Rep. Jeff Fortenberry (R), who serves the first congressional district in Nebraska, is expected to introduce the Care for Her Act to Congress soon, a bill that’s been in the works since last year. The overall goal of the bill is to “[commit] to care for that journey of life through a complementary set of services whereby the government makes a decided choice on behalf of the life of the unborn child and meeting the needs of the expectant mother,” Rep. Fortenberry told the Denver Catholic.

The Care For Act seeks to accomplish this through four basic provisions: A $3,600 tax credit for unborn children which would apply retroactively after the child is born, in addition to the existing tax credit for children; a comprehensive assessment and cataloguing of the programs and resources that are available to expectant mothers; providing federal grants to advance maternal housing, job training mentorships and other educational opportunities for expectant mothers; and lastly, offering financial incentives to communities that improve maternal and child health outcomes.

The Biden Administration recently indicated that they’ll be removing the Hyde Amendment in next year’s budget, which has historically been in place to prohibit pubic funds from going to abortions. The Care for Her Act would circumvent this to some degree, and it would also test whether Rep. Fortenberry’s dissenting colleagues who have in the past expressed that women should be cared for throughout their pregnancies and beyond are willing to stand by their words.

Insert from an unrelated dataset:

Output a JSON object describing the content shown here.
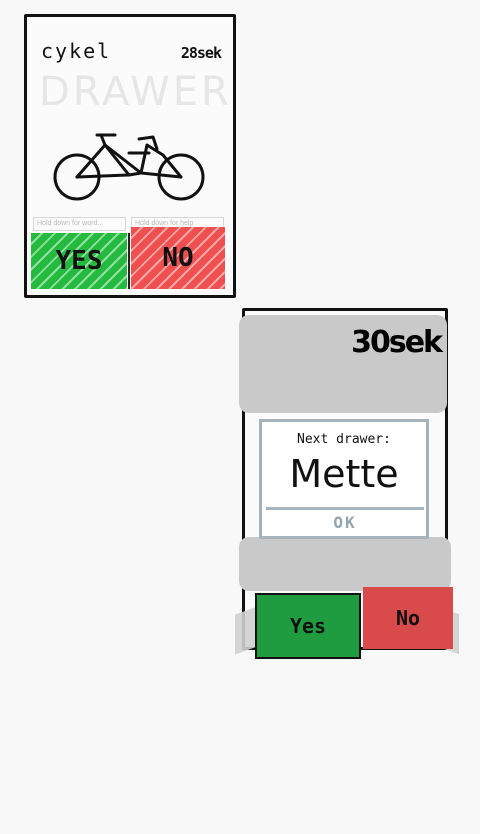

While the conversation around pregnancy and women’s health often centers around abortion, Rep. Fortenberry intentionally crafted the Care for Her Act to not be against abortion, per se, but rather for women and their babies.

“Abortion has caused such a deep wound in the soul of America,” Rep. Fortenberry said. “However, the flip side of this is not only what we are against, because it is so harmful, but what are we for? So many wonderful people throughout this country carry the burden of trying to be with women in that vulnerable moment where there is an unexpected pregnancy and show them the gift of what is possible for that child and for that woman. Let’s do that with government policy as well.”

Congressman Jeff Fortenberry (R) of Nebraska is expected to introduce the Care for Her Act to Congress soon, a bill which seeks to provide a community of care for women facing an unexpected pregnancy. (Photo courtesy of the U.S. House of Representatives)

Even The Washington Post has taken notice of the Care for Her Act. Earlier this year, Rep. Fortenberry introduced the idea to his constituents, and as to be expected, he received mixed feedback. Those who are pro-life were supportive of the idea, while those who support abortions were more apprehensive. Still others shared consternation about what the government ought to or ought not to do, expressing concern about what the Care for Her Act seeks to do.

“My response is, if we’re going to spend money, what is the most important thing? And in my mind, this is it,” Rep. Fortenberry said.

However, he was very encouraged by one response in particular, which for him really illustrates why this bill is so important and needed.

“One woman wrote me and said, ‘Jeff, I had an abortion when I was young. But if I had this complement of services and commitment of community around me, I would have made another decision,'” Rep. Fortenberry recalled. “And I said ‘yes.’ That’s why we are doing this. For her.”

So far, Rep. Fortenberry has been able to usher support from a number of women representatives on his side of the aisle. He is hopeful, though, that support could come from all sides of the political spectrum.

“Is it possible this could be bipartisan? I would certainly hope so, because it should transcend a political divide,” he explained. “We, of course, stand against abortion because it is so detrimental to women and obviously the unborn child. At the same time though, I think that others could join us who maybe don’t have the fullness of our perspective, who want to see the government actually make a choice on behalf of protecting that unborn life.”

Amidst the politically polarizing discussions about pregnancy and unborn life, the Care for Her act is a common-sense approach to caring for women and their babies. It offers women facing an unexpected pregnancy the chance to experience hope in a seemingly hopeless situation and make a life-giving decision for both herself and her child.

“I’m excited by this,” Rep. Fortenberry said. “I think it opens a whole new set of imaginative possibilities for America, a transformative ideal that again makes this moment of vulnerability when there is an unexpected pregnancy, our chance, our commitment as a community of care.”